In the mountains of western Belize, me and my wife was about to go on a guided tour of the Actun Tunichil Muknal caves to see some stalagmites and dead people. A group of us stood in line while this big dude with dreads signed us in and gave us helmets and headlamps. When he got to me, he concerned-whispered, “I’m sorry, brother, I forgot to ask you if you could swim, because there’ parts of the caves with water and—”
“Of course I can swim, nigga! Why you ask me some silly shit like that?”
“Because you’re black.”
“You’re black,” I said, “and you know how to swim.”
“I’m not black. I’m Belizean.”
“You still black.”
“You know what I mean,” he said, “A lot of black dudes come down here from New York or California or Chicago and they can’t swim. I’m just tryna look out for you.”

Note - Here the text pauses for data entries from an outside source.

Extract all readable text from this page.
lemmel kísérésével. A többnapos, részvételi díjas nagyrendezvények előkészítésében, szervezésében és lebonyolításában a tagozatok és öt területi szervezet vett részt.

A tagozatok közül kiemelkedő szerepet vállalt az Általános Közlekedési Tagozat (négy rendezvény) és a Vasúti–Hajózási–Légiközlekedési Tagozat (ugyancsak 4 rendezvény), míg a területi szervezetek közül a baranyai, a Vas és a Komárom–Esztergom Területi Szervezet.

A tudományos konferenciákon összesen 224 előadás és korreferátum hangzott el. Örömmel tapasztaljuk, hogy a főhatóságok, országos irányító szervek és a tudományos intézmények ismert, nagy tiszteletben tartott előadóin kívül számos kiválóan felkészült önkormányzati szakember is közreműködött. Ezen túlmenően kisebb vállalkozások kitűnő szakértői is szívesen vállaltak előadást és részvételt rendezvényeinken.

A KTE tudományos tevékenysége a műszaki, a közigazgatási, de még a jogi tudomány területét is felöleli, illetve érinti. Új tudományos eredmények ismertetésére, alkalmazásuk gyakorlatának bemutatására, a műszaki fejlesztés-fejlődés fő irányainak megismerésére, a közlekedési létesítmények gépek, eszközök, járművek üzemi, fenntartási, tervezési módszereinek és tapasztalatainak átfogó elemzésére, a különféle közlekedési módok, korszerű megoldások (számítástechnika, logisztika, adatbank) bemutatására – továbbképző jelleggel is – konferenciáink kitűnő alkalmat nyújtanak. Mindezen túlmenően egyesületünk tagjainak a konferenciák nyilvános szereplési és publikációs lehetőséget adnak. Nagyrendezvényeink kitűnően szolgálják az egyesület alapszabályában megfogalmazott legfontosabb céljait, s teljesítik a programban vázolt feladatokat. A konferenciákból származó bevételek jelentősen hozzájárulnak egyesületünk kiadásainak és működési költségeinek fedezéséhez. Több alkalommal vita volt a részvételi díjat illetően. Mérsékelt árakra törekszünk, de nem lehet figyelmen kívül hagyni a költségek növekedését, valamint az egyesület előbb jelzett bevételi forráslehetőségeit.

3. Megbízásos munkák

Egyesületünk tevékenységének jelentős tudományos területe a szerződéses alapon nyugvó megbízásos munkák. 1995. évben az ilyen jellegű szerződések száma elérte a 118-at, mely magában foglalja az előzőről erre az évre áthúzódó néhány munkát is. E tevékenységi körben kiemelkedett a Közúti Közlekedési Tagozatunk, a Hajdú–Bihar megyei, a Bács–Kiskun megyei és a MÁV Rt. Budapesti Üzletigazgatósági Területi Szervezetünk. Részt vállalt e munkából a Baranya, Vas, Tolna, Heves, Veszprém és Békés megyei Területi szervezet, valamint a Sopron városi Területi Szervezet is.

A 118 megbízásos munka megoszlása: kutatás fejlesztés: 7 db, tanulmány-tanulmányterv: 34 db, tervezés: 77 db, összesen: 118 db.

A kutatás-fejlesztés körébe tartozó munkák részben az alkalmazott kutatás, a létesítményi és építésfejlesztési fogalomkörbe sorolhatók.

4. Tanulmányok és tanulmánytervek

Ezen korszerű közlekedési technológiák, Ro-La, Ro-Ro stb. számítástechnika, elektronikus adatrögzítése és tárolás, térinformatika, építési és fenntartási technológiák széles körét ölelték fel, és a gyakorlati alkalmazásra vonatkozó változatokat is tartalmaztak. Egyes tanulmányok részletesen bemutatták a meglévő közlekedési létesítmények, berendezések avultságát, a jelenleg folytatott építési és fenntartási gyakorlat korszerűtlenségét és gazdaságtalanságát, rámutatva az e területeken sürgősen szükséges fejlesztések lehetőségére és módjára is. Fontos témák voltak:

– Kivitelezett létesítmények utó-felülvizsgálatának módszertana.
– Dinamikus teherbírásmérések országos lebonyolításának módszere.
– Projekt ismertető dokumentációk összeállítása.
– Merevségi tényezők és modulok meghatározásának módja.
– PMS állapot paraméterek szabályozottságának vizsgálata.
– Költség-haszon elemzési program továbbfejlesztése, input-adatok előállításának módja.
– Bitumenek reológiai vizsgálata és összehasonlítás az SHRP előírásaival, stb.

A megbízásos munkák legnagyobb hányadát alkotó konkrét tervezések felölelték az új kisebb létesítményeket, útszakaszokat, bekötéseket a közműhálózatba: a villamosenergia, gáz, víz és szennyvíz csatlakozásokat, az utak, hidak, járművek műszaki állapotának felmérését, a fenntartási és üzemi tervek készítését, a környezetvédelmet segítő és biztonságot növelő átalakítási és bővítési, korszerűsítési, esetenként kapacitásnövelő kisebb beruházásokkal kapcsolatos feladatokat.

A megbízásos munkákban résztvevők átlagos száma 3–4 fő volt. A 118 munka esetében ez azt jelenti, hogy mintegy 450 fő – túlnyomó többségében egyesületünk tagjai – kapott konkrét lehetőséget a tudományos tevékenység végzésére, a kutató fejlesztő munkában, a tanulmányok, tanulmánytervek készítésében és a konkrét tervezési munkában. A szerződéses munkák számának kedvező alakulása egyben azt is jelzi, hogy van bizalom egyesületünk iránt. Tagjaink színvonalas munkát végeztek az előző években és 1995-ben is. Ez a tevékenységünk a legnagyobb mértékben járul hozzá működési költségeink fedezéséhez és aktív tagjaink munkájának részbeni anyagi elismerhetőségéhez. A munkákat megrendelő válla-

“Yo black ass ain’t tryna look out for me. Yes, I can swim. Can I have my helmet now?”
I knew he was right. But I felt betrayed because that’s some shit black folks don’t say to each other. Only white folks have said that shit to me. The first time somebody said that shit to me was a white person, when I was in navy boot camp. He straight up said, “You might as well go to the remedial line now because black people can’t swim.” I said the same shit I said the Belizean dude, of course I know how to swim. Then I looked across the pool to the long-ass remedial line. It was all black folks.
I now know the racial history of swimming pools and other recreation areas pre and post-segregation. But I mainly didn’t know about that stereotype because I grew up in a cluster of black towns where some people could swim and some people couldn’t. It was a personal shortcoming, not a racial one. My dad could swim and my mom couldn’t.
I was one of those people who couldn’t swim because I didn’t get taught or got taught the wrong way when my dad threw me into the water and I almost drowned. I didn’t learn how to swim for real until I was 14, when I was at this camp and they told us we were gonna boat race to the middle of the lake and back. I went because this girl had my nose wide open. We’d been up under each other’s asses all week. She said her parents were okay with her dating black guys. I said my parents were okay with me dating white girls. We both was lying. But we still promised to write to each other after camp.
When we got out to the middle of the lake, the counselors yelled, SURPRISE TWIST, and told everybody to jump out, flip the boat over, then get back in. I sat there while everyone jumped out like NOPE. My girlfriend reached her beautiful ass arm out the water and said, “Just jump. It’ll be fine. I’m here with you.” I jumped. She smiled.
The team said I should hold one of the oars while everyone else flipped the boat, because it would help me float. But I accidentally let it go and it floated away while I doggy paddled after it. They all got back in the boat, and pulled forward, not wanting to lose and not wanting to leave me. My girlfriend reached out the back, and I said fuck that oar, and started swimming towards my woman.
Being a late swimmer who only learned out of fear and teenage love, means that I was just proficient, and still not super comfortable in water. But I’ve kept trying water shit over the years. It’s partly fun, and I wanna get over my fears. I’ve been snorkeling a lot–it’s so otherworldly and wild, but I still have some fear that I’m in the ocean. I went swimming in a shark cage with my wife in Hawaii, and I was terrified the whole fucking forty-five minutes we were in the water. My wife was in heaven. She was born and raised in Hawaii and is more comfortable in water than on land.
I’ve jumped off a 25-foot cliff into the ocean, and panicked when I felt my feet hit sand, but pushed up hard to the surface. When I opened my eyes, a sea turtle was staring dead in my face. I screamed and tried to punch it.
Over the years, I developed the most ridiculous shit: a water allergy. People laugh when I say it because they think I’m joking, but I’m serious, it’s called Aquagenic Urticaria. “Aquagenic urticaria is a rare skin condition where itchy, red, and swollen hives develop after contact with water, regardless of its temperature.” Or type of water. Even pure distilled water makes me break out. Even my fuckin sweat. If I don’t take allergy meds before I shower, it feels like a million red ants are biting me all over my body for an hour.
It’s terrible. But also kinda cool, because I don’t feel any external or internal pressure to keep trying water shit now. I mean, I miss walking naked in the street while it’s raining, but I ain’t gonna be following no more women into an ocean or being betrayed by a not-black-but-Belizean-black dude. Fuck a beach. Fuck a sand. Fuck a ocean. And fuck that sea turtle.
The tin that pairs well with this story is The Fantastic World of the Portuguese Sardine’s “The Mr. Lobster Show” because it is a spectacular event every time my dumb ass tries something in the water.